Critics of the administration’s actions both on environmental matters and the virus say that federal policy has been shaped to favor short-term economic gain at the expense of public health.

With much of the nation sheltering at home from the coronavirus — bringing commerce to a halt, sending unemployment skyrocketing and causing turmoil in the financial markets — the motivations to restart the economy are powerful. But Mr. Taylor of the Niskanen Center said that some conservatives were incorrectly diagnosing the stay-at-home orders as the main driver of the nation’s woes rather than the virus itself.

The administration has maintained that it can safeguard health and the environment while loosening restrictions on industry. Andrea Woods, a spokeswoman for the E.P.A., said, “We have never ignored the science in making the very tough policy decisions required of the agency.”

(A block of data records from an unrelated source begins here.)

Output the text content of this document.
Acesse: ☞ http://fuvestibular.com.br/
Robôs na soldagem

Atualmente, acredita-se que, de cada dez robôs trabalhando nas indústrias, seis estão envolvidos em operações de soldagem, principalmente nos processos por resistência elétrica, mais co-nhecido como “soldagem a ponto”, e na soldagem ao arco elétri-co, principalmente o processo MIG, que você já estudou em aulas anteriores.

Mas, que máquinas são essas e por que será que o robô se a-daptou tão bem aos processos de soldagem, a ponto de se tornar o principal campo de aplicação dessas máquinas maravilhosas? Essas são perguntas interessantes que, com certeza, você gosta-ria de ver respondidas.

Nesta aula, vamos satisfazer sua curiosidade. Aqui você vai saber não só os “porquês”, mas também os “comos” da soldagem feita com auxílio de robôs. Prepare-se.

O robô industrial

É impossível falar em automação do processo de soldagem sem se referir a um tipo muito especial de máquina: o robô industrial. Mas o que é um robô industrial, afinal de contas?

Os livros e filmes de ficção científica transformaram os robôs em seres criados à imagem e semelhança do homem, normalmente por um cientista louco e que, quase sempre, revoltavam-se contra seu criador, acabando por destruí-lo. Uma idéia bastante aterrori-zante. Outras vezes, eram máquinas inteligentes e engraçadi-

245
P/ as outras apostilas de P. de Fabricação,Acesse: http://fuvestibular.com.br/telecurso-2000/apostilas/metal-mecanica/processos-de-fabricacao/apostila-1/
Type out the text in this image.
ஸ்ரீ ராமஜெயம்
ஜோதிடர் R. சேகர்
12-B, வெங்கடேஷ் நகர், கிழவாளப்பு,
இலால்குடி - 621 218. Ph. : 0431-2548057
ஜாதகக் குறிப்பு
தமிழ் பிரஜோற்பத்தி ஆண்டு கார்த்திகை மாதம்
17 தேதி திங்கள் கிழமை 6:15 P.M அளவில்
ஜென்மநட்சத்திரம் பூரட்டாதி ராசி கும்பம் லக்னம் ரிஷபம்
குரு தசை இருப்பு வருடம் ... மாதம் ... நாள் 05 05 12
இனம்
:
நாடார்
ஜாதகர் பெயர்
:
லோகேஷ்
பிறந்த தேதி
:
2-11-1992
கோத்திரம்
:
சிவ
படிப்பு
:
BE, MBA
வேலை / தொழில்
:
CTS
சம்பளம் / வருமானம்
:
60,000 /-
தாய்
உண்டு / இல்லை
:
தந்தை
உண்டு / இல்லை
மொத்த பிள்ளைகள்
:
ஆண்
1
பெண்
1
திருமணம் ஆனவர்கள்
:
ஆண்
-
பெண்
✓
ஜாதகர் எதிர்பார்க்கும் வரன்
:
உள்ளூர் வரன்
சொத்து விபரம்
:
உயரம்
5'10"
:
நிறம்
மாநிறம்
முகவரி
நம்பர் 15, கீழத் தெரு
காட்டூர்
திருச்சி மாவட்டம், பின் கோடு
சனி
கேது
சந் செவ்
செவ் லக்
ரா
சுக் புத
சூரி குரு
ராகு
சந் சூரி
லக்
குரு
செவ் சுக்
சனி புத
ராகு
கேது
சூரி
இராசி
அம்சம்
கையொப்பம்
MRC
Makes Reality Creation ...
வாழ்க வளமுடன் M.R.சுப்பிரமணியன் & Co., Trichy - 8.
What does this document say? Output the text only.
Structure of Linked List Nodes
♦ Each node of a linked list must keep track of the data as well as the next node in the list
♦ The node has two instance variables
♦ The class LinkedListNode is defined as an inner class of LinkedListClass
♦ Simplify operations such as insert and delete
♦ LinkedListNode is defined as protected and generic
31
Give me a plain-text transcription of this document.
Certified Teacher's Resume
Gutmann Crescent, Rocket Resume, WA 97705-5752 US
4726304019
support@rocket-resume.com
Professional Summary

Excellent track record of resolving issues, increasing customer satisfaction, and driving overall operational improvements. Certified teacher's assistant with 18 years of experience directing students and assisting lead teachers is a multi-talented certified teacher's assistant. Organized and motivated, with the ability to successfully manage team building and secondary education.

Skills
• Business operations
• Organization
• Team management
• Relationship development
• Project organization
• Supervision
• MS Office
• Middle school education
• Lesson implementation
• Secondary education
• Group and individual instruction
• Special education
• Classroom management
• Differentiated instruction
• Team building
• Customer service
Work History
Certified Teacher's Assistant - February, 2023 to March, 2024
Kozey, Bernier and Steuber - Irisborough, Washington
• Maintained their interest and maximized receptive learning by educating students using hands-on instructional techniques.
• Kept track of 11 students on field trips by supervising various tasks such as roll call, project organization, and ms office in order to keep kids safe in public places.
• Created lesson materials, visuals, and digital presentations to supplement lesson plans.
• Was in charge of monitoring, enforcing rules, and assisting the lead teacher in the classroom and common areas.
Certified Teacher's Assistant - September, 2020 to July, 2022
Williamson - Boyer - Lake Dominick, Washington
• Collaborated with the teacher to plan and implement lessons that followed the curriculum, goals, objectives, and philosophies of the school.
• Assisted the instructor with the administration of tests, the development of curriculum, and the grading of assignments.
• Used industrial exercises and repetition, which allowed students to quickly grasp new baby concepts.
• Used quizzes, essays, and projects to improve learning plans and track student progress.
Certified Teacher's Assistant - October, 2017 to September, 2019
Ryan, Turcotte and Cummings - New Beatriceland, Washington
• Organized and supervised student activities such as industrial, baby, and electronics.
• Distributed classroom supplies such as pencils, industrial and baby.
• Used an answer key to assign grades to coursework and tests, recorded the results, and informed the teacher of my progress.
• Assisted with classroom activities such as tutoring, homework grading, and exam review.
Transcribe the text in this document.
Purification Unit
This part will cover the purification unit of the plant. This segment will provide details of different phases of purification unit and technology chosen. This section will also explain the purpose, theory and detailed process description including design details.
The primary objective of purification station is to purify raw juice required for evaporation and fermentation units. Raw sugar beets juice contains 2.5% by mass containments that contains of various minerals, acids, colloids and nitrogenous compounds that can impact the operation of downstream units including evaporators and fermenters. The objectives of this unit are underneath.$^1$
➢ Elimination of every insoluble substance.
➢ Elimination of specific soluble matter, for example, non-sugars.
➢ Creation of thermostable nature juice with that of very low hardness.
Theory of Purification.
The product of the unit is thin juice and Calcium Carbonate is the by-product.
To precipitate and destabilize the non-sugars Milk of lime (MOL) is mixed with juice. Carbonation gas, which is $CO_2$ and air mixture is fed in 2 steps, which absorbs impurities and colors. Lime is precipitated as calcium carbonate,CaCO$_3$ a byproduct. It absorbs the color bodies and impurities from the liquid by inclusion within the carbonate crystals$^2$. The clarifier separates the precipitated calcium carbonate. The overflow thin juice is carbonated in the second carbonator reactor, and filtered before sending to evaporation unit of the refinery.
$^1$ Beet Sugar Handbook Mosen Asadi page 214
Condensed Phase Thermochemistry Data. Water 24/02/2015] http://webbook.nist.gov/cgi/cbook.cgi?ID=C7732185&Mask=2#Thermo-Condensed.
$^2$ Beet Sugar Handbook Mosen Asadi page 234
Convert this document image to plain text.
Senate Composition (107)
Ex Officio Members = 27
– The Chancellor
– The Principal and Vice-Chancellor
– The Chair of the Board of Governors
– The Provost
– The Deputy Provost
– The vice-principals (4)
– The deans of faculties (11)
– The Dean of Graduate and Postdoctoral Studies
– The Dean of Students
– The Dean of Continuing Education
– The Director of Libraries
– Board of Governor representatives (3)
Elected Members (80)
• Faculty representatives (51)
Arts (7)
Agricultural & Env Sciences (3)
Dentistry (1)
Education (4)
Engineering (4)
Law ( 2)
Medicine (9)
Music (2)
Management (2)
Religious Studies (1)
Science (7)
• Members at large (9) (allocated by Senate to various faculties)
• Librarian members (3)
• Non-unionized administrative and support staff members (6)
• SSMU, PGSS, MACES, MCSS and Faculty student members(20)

The parallels between the administration’s environmental rollbacks and its coronavirus response are not exact. When it comes to the coronavirus outbreak, there is still an important counterweight to many of Mr. Trump’s impulses, most notably Dr. Fauci. Asked last week if he felt that experts at the National Institutes of Health were unable to speak their minds or oppose Mr. Trump, Dr. Fauci was unequivocal. “Absolutely no,” he said.

That stands in contrast to the administration’s approach on issues like climate change, where officials who have spoken out have found themselves sidelined.

Mr. Trump has said he “never heard” of Dr. Bright. Mr. Deere, the White House spokesman, accused critics of waging a campaign “to criticize this president for discussing anything that might provide hope to the American people.”